On a good night, without wine and with an essay by Richard Feynman and a piece of paper to hand, I can persuade myself that I understand the rudiments of quantum physics. On the other hand, the more I read about string theory or prion-related diseases, the more confused I become. I know people have won Nobel prizes for these things, but you can’t help wondering, just a little bit, why they are taking so long to become intelligible to the majority of fairly intelligent people. Here is a study of “disease-related prion protein” in 63,000 British tonsils, using two tests. If one was positive, the other wasn’t, so the end result was: no confirmed CJD prions. Whatever they are. Or do. I am reminded of Hilaire Belloc’s words:
But Scientists, who ought to know,
Assure us that it must be so …
Oh! let us never, never doubt
What nobody is sure about.
From The Microbe, in More Beasts for Bad Children, 1912

Another unannounced scoop for the BMJ is the result of at least ten years’ hard thought by Doug Altman on the subject of prognosis and prognostic research. This may not be your particular cup of tea, but with Doug around, you can be very sure that it is well brewed and contains only the best ingredients. No milk or sugar, thank you. Three more cups to come.

Arch Intern Med  25 May 2009  Vol 169
“From 2001 through 2004, 35.4% of US adults aged 40 years and older (69 million Americans) had vestibular dysfunction.” A truly dizzying statistic. “These data suggest the importance of diagnosing, treating, and potentially screening for vestibular deficits to reduce the burden of injuries and deaths in the United States.” Hmm. They suggest to me that a lot of people get a bit of the wobbles now and then. And just what is this treatment of which they speak? If the US wants to reduce its burden of injuries and deaths, I’d suggest gun control and universal medical coverage.

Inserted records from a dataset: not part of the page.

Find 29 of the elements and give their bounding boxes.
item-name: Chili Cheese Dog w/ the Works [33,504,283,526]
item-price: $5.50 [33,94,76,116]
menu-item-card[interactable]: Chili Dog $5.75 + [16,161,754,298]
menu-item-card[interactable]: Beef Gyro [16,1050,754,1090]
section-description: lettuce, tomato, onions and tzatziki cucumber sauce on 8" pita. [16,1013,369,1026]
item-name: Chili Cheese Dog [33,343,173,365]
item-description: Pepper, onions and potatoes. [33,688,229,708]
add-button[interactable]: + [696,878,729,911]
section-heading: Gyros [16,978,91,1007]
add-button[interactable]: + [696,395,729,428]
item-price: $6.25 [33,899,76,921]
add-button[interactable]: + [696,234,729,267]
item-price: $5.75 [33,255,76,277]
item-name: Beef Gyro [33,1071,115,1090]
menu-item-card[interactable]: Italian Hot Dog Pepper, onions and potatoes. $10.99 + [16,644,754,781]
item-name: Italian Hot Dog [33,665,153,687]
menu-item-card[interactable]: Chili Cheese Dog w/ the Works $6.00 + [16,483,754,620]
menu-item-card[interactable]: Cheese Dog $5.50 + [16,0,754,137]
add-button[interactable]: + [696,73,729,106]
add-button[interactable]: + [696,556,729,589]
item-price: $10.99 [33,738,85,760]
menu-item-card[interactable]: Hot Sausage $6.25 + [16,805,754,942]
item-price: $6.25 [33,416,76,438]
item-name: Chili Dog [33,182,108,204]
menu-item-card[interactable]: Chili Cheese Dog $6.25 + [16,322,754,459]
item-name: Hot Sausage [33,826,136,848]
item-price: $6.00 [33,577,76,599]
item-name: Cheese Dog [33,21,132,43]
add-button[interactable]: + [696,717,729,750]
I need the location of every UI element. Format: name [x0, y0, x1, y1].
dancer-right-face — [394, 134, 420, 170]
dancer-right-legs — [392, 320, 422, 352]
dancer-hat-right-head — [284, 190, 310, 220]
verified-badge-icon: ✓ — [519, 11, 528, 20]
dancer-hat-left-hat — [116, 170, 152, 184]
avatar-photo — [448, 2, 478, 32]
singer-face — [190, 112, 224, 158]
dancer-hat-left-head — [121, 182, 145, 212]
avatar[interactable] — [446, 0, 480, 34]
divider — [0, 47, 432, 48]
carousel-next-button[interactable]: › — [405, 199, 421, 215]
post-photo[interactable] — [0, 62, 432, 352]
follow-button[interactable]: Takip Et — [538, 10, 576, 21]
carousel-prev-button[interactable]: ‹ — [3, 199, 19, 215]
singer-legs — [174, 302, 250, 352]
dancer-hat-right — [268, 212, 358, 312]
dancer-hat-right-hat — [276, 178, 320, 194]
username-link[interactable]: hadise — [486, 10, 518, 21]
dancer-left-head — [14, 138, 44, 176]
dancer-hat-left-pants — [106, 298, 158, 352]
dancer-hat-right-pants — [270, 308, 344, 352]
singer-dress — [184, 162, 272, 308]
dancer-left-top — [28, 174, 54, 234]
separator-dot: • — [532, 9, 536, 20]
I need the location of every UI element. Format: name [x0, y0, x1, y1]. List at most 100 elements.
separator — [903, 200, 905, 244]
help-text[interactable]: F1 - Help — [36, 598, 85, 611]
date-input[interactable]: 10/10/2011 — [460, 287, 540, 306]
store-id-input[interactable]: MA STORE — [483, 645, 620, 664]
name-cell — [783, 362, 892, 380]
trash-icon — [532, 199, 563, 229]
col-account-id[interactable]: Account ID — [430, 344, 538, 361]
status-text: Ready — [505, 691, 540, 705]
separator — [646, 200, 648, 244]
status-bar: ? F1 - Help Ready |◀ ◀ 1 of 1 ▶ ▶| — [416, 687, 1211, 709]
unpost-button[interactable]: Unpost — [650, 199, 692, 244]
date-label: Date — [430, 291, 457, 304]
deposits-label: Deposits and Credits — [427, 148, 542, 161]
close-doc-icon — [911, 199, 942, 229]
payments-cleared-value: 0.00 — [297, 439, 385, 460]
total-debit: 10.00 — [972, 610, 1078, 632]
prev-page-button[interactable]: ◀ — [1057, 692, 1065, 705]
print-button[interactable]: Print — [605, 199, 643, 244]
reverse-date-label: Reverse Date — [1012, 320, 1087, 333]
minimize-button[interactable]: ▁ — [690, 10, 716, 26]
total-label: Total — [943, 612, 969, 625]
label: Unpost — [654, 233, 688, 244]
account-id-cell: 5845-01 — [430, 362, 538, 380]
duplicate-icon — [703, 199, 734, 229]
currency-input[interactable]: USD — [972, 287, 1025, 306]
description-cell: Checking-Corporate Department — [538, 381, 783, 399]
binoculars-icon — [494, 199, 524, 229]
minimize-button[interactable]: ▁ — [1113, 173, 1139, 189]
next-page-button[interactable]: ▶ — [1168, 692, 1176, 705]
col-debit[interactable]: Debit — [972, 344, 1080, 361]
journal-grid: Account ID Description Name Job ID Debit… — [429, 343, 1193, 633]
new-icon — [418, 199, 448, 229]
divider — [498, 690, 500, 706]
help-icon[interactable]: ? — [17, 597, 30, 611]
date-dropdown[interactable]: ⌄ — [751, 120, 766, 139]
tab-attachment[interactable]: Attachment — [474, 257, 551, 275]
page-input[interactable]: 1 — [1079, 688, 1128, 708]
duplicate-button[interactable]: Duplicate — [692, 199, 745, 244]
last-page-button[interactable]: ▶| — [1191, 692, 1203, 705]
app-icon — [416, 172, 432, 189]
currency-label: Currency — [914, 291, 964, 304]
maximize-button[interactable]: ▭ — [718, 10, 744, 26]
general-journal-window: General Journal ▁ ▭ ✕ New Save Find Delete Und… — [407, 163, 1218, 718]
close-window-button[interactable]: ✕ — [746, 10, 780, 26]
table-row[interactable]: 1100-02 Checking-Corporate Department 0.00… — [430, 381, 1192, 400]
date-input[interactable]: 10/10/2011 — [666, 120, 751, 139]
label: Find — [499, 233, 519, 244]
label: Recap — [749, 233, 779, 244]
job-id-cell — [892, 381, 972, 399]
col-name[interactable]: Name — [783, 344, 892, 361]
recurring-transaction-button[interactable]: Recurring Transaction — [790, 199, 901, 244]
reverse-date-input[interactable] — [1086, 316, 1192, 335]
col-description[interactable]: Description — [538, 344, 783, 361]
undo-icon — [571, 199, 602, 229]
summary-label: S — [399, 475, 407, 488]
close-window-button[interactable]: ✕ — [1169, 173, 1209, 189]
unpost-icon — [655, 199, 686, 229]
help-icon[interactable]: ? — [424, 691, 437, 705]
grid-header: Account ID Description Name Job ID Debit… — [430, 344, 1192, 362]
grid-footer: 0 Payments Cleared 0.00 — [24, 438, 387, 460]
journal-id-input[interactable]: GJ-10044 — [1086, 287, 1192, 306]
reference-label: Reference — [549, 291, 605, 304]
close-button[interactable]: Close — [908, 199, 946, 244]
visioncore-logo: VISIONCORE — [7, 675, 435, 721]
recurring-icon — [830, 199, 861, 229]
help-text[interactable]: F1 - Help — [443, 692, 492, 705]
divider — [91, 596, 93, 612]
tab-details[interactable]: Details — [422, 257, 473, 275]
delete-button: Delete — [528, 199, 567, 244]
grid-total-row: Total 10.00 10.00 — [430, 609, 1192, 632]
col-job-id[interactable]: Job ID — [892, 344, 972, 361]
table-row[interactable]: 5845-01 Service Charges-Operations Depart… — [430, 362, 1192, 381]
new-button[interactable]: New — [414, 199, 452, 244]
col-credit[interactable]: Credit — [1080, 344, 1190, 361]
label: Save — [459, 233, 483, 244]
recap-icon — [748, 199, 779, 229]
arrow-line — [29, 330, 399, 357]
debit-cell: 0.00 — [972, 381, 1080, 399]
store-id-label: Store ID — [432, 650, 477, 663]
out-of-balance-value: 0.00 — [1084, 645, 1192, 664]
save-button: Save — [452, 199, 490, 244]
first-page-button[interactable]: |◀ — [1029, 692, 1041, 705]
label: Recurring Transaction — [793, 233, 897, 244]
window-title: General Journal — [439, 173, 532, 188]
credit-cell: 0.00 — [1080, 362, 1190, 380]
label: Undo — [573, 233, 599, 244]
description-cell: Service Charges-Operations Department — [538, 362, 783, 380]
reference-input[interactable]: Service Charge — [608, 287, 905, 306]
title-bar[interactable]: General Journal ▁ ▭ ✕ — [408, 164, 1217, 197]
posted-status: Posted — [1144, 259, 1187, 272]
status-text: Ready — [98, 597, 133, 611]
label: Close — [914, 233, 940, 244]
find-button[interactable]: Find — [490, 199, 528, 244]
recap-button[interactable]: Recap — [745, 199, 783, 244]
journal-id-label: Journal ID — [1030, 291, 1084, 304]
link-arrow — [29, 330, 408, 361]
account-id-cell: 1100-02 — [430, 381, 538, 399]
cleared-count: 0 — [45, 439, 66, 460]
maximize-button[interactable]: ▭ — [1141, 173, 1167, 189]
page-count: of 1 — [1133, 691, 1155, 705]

I rather like some American usages, like “2001 through 2004” which is more precise than our “from 2001 to 2004”. But what about this? “Rapidity and modality of imaging for LBP is associated with patient and physician characteristics but the directionality of associations with desirable care processes is opposite of associations for measures targeting underuse.” No wonder so many Americans get vertigo. This study of imaging for low back pain in a health system which encourages overinvestigation gives rise to a nicely written editorial with the title “Imaging Idolatry”. The word idolatry reminds one of America’s deep roots in the English Bible, which is mostly the work of William Tyndale. Here, just for a treat, is how to write English prose:

“But the serpent was subtler than all the beasts of the field which the Lord God had made, and said unto the woman. Ah sir, that God hath said, ye shall not eat of all manner trees in the garden. And the woman said unto the serpent, of the fruit of the trees in the garden we may eat, but of the fruit of the tree that is in the middes of the garden (said God) see that ye eat not, and see that ye touch it not: lest ye die.
Then said the serpent unto the woman: tush ye shall not die: but God doth know, that whensoever ye shall eat of it, your eyes should be opened and ye should be as God and know both good and evil. And the woman saw that it was a good tree to eat of and lusty unto the eyes and a pleasant tree for to make wise. And took of the fruit of it and ate, and gave unto her husband and also with her, and he ate. And the eyes of both of them were opened, that they understood how they were naked. Then they sewed fig leaves together and made them aprons.”
Genesis the.iii.Chapter. 1530  William Tyndale or Huchyns

Plant of the Week: Geranium renardii

Amongst its other joys, June is the high season for hardy geraniums, those steady fillers of every garden gap. Some of them flower for a long season, but this one bears its flowers for a couple of weeks only, when they are a lovely opal white veined with violet. But this is definitely a plant that every garden needs. It is, as Graham Stuart Thomas wrote,”a first-class foliage plant forming a solid dome of sage-green, prettily lobed, deeply veined, circular leaves.” What more can you ask?